Muito além do jardim

por Maria Ribeiro
Tpm #103

A casa em que passei minha adolescência foi vendida - e eu queria filmar tudo o que vivi ali

 

Morei na casa em que nasci até os 14 anos de idade, quando minha mãe casou de novo e quis recomeçar em outro endereço. Apesar da falta de ar que me acometeu nos primeiros meses, a mudança doeu pouco. A casa recém-comprada era mais bacana que a antiga, e eu, de certa forma, também me sentia impelida a ser outra.

Pintei as paredes de verde, pedi uma cama de casal e ganhei um cachorro chamado Lao Tse. Com a vida toda pela frente, joguei âncora numa rua sem saída de Botafogo, embaixo do Cristo Redentor. Ali, fui feliz e triste, descobri Rilke e Bob Marley, comecei a fazer teatro, vi o Brasil ser campeão em 94.

Só fui arrumar as malas aos 23, quando me casei. Mas deixei alguns vestígios. Um ou outro vinil, as pastas da faculdade, um resto da infância. Mais do que a família, eu não queria que a casa, objeto físico, esquecesse de mim.

Pois bem. Meu primeiro casamento acabou e empacotar livros deixou de ser novidade. Já me mudei cinco vezes. Tive um filho. Depois outro. Perdi meus avós. Meus sobrinhos nasceram. Meus irmãos casaram-se. Mas a casa de Botafogo continuava lá. Até ontem.

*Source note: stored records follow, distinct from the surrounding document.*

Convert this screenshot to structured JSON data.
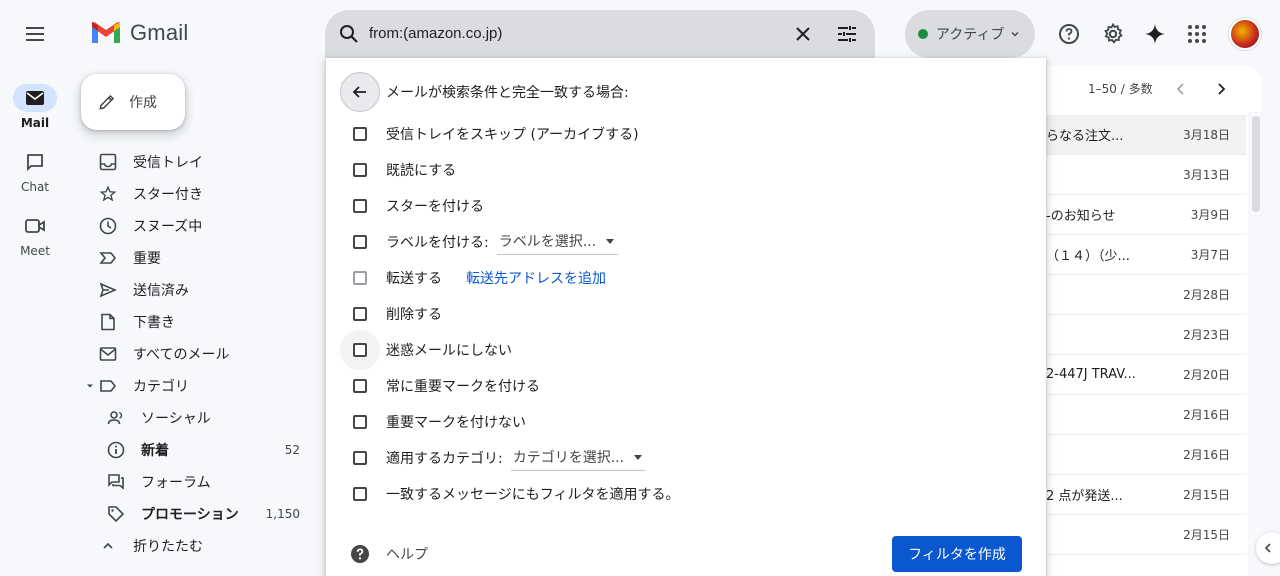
{
  "header": {
    "app_name": "Gmail",
    "search": {
      "value": "from:(amazon.co.jp)"
    },
    "status_label": "アクティブ",
    "status_color": "#1e8e3e"
  },
  "rail": [
    {
      "label": "Mail",
      "icon": "mail-icon",
      "active": true
    },
    {
      "label": "Chat",
      "icon": "chat-icon",
      "active": false
    },
    {
      "label": "Meet",
      "icon": "video-icon",
      "active": false
    }
  ],
  "compose": {
    "label": "作成"
  },
  "nav": {
    "inbox": "受信トレイ",
    "starred": "スター付き",
    "snoozed": "スヌーズ中",
    "important": "重要",
    "sent": "送信済み",
    "drafts": "下書き",
    "all_mail": "すべてのメール",
    "categories": "カテゴリ",
    "social": "ソーシャル",
    "updates": "新着",
    "updates_count": "52",
    "forums": "フォーラム",
    "promotions": "プロモーション",
    "promotions_count": "1,150",
    "collapse": "折りたたむ"
  },
  "list": {
    "pager": "1–50 / 多数",
    "rows": [
      {
        "subject": "らなる注文...",
        "date": "3月18日"
      },
      {
        "subject": "",
        "date": "3月13日"
      },
      {
        "subject": "-のお知らせ",
        "date": "3月9日"
      },
      {
        "subject": "（１４）（少...",
        "date": "3月7日"
      },
      {
        "subject": "",
        "date": "2月28日"
      },
      {
        "subject": "",
        "date": "2月23日"
      },
      {
        "subject": "2-447J TRAV...",
        "date": "2月20日"
      },
      {
        "subject": "",
        "date": "2月16日"
      },
      {
        "subject": "",
        "date": "2月16日"
      },
      {
        "subject": "2 点が発送...",
        "date": "2月15日"
      },
      {
        "subject": "",
        "date": "2月15日"
      }
    ]
  },
  "filter": {
    "heading": "メールが検索条件と完全一致する場合:",
    "skip_inbox": "受信トレイをスキップ (アーカイブする)",
    "mark_read": "既読にする",
    "star": "スターを付ける",
    "apply_label": "ラベルを付ける:",
    "label_select": "ラベルを選択...",
    "forward": "転送する",
    "forward_link": "転送先アドレスを追加",
    "delete": "削除する",
    "never_spam": "迷惑メールにしない",
    "always_important": "常に重要マークを付ける",
    "never_important": "重要マークを付けない",
    "categorize": "適用するカテゴリ:",
    "category_select": "カテゴリを選択...",
    "also_apply": "一致するメッセージにもフィルタを適用する。",
    "help": "ヘルプ",
    "create_button": "フィルタを作成"
  }
}
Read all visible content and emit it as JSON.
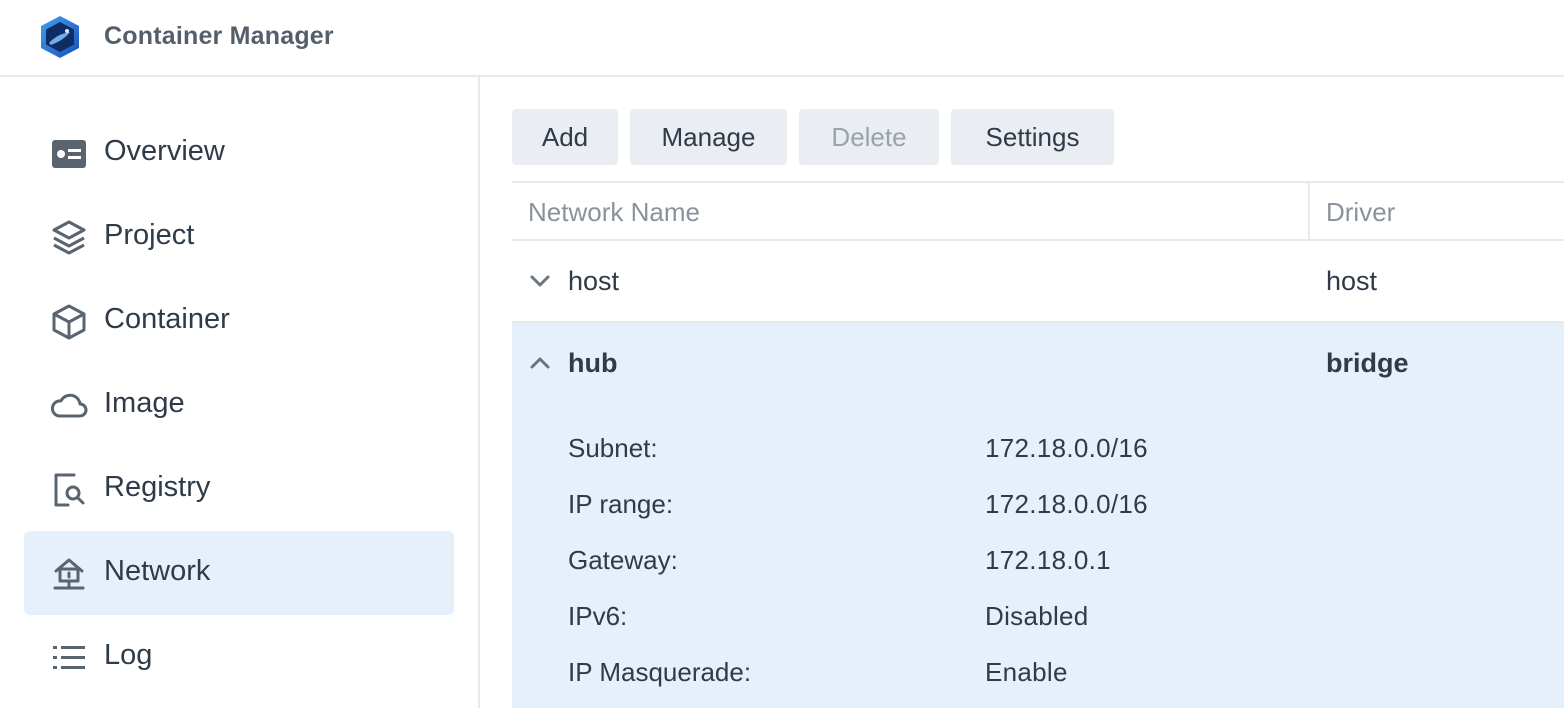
{
  "app": {
    "title": "Container Manager"
  },
  "sidebar": {
    "items": [
      {
        "label": "Overview",
        "icon": "overview-icon"
      },
      {
        "label": "Project",
        "icon": "layers-icon"
      },
      {
        "label": "Container",
        "icon": "cube-icon"
      },
      {
        "label": "Image",
        "icon": "cloud-icon"
      },
      {
        "label": "Registry",
        "icon": "registry-search-icon"
      },
      {
        "label": "Network",
        "icon": "network-icon",
        "active": true
      },
      {
        "label": "Log",
        "icon": "list-icon"
      }
    ]
  },
  "toolbar": {
    "add": "Add",
    "manage": "Manage",
    "delete": "Delete",
    "settings": "Settings"
  },
  "table": {
    "headers": {
      "name": "Network Name",
      "driver": "Driver"
    },
    "rows": [
      {
        "name": "host",
        "driver": "host",
        "expanded": false
      },
      {
        "name": "hub",
        "driver": "bridge",
        "expanded": true,
        "details": [
          {
            "label": "Subnet:",
            "value": "172.18.0.0/16"
          },
          {
            "label": "IP range:",
            "value": "172.18.0.0/16"
          },
          {
            "label": "Gateway:",
            "value": "172.18.0.1"
          },
          {
            "label": "IPv6:",
            "value": "Disabled"
          },
          {
            "label": "IP Masquerade:",
            "value": "Enable"
          }
        ]
      }
    ]
  },
  "colors": {
    "accent_bg": "#e6f0fa",
    "text": "#2f3b48",
    "muted": "#8a939c",
    "button_bg": "#eaeef2"
  }
}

- Vendemos a casa! - assim, falando rápido para não parecer uma notícia triste, minha mãe me acordou hoje de manhã - Não é ótimo? - ela continuou.

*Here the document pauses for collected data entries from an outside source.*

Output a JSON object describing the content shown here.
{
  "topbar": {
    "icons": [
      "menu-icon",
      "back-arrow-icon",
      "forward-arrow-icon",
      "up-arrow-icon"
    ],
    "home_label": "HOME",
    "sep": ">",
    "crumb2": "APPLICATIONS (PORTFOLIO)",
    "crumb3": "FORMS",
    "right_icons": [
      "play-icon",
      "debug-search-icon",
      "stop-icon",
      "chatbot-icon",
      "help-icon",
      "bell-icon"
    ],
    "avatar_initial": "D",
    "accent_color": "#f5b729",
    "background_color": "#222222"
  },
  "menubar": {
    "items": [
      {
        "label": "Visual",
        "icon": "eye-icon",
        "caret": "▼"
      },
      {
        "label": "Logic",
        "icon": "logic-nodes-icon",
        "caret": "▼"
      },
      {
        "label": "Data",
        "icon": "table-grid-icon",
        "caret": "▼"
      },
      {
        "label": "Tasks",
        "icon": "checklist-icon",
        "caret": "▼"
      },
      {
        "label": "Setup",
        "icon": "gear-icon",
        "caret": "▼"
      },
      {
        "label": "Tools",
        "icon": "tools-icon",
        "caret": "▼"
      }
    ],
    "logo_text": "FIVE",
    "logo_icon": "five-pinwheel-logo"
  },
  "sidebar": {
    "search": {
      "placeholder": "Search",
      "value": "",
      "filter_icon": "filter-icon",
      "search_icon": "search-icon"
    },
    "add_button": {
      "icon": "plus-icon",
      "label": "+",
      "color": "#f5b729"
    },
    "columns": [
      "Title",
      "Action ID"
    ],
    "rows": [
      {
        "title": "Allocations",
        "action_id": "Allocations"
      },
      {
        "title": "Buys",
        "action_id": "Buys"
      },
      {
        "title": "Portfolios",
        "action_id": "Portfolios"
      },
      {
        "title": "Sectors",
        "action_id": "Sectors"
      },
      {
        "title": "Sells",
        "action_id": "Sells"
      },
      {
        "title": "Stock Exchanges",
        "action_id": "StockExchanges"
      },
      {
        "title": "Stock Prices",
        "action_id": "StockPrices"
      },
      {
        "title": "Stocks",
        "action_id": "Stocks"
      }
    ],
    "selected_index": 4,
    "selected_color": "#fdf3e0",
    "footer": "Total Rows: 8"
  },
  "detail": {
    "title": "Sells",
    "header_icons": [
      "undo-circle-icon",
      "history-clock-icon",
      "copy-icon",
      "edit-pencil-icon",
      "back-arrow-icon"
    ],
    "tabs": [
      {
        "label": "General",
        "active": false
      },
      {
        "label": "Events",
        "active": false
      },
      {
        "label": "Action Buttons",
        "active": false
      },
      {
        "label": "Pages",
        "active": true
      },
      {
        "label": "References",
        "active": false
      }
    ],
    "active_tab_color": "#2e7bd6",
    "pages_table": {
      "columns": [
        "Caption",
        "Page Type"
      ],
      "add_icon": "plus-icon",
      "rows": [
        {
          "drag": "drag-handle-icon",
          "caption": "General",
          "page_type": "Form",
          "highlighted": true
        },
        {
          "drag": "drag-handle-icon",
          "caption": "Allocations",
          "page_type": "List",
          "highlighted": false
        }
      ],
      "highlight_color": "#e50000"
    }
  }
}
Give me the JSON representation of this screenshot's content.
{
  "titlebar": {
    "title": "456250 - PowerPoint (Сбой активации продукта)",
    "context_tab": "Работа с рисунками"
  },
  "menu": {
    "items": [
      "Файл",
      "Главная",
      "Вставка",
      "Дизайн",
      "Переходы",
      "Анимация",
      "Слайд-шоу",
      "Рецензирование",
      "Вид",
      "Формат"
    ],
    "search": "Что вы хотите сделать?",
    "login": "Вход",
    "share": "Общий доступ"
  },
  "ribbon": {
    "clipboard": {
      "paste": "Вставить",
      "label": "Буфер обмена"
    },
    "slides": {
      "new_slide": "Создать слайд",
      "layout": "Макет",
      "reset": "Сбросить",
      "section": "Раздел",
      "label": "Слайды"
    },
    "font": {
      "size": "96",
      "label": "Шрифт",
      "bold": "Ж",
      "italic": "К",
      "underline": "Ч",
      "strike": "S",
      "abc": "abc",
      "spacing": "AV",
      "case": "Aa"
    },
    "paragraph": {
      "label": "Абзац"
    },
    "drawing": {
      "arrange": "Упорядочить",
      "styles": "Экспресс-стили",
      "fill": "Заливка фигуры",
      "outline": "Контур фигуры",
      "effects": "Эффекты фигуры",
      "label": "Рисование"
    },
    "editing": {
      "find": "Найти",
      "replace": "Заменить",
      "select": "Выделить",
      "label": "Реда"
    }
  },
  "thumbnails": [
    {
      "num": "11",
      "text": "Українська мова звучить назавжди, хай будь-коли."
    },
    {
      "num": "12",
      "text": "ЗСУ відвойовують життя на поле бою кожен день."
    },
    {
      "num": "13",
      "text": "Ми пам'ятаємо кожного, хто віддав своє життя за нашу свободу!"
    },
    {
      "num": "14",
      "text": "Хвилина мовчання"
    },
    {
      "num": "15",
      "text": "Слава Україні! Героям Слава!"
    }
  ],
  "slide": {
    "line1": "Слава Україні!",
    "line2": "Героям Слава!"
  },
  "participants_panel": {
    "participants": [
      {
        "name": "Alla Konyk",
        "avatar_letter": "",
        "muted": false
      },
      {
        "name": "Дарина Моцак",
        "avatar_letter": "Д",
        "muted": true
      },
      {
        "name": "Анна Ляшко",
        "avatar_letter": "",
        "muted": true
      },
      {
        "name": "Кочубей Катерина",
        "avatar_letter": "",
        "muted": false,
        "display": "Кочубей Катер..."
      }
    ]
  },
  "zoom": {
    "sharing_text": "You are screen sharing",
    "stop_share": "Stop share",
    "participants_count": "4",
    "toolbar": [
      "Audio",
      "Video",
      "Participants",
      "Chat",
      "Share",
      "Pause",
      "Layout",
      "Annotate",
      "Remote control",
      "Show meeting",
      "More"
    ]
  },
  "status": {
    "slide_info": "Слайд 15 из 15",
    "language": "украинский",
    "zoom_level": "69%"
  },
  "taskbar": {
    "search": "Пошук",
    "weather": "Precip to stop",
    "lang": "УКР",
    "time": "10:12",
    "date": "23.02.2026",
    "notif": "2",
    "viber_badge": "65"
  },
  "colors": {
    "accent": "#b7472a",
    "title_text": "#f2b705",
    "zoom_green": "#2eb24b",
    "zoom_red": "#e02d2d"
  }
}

Meu padrasto estava sentido. Jean Pierre é um francês de 82 anos que mora no Brasil há 30 e se encanta com nosso verde como se tivesse chegado ontem. Nunca se acostumou. E me chamava pra ver os sabiás que mergulhavam a barriga na piscina, cena linda, mas que devo ter visto uma centena de vezes.

Mas a casa ficou grande. A casa ficou cara. E é preciso humildade para encarar as mudanças. Devo confessar, inclusive, que vejo certa beleza na necessidade de rever orçamentos. Viver com mais austeridade pode ser uma arte.

A vida como ela é

Quero, entretanto, avisar os novos donos que, embora a casa seja exuberante, isso é o que menos importa na residência da rua Viúva Lacerda. E que, na certidão de compra e venda, algumas regras serão incluídas. É preciso que haja crianças correndo, pois nesse gramado meu filho jogou bola com a camisa do Fluminense. Tragam bichos, pois uma gata persa e dois cães muito queridos estão enterrados nesse chão. É obrigatório comemorar aniversários e fazer festas, do contrário Deus castiga. A piscina é para ser usada, e é permitido entrar molhado dentro de casa mesmo que estrague o sinteco. Os outros itens enumeraremos em janeiro, quando enfim entregaremos as chaves.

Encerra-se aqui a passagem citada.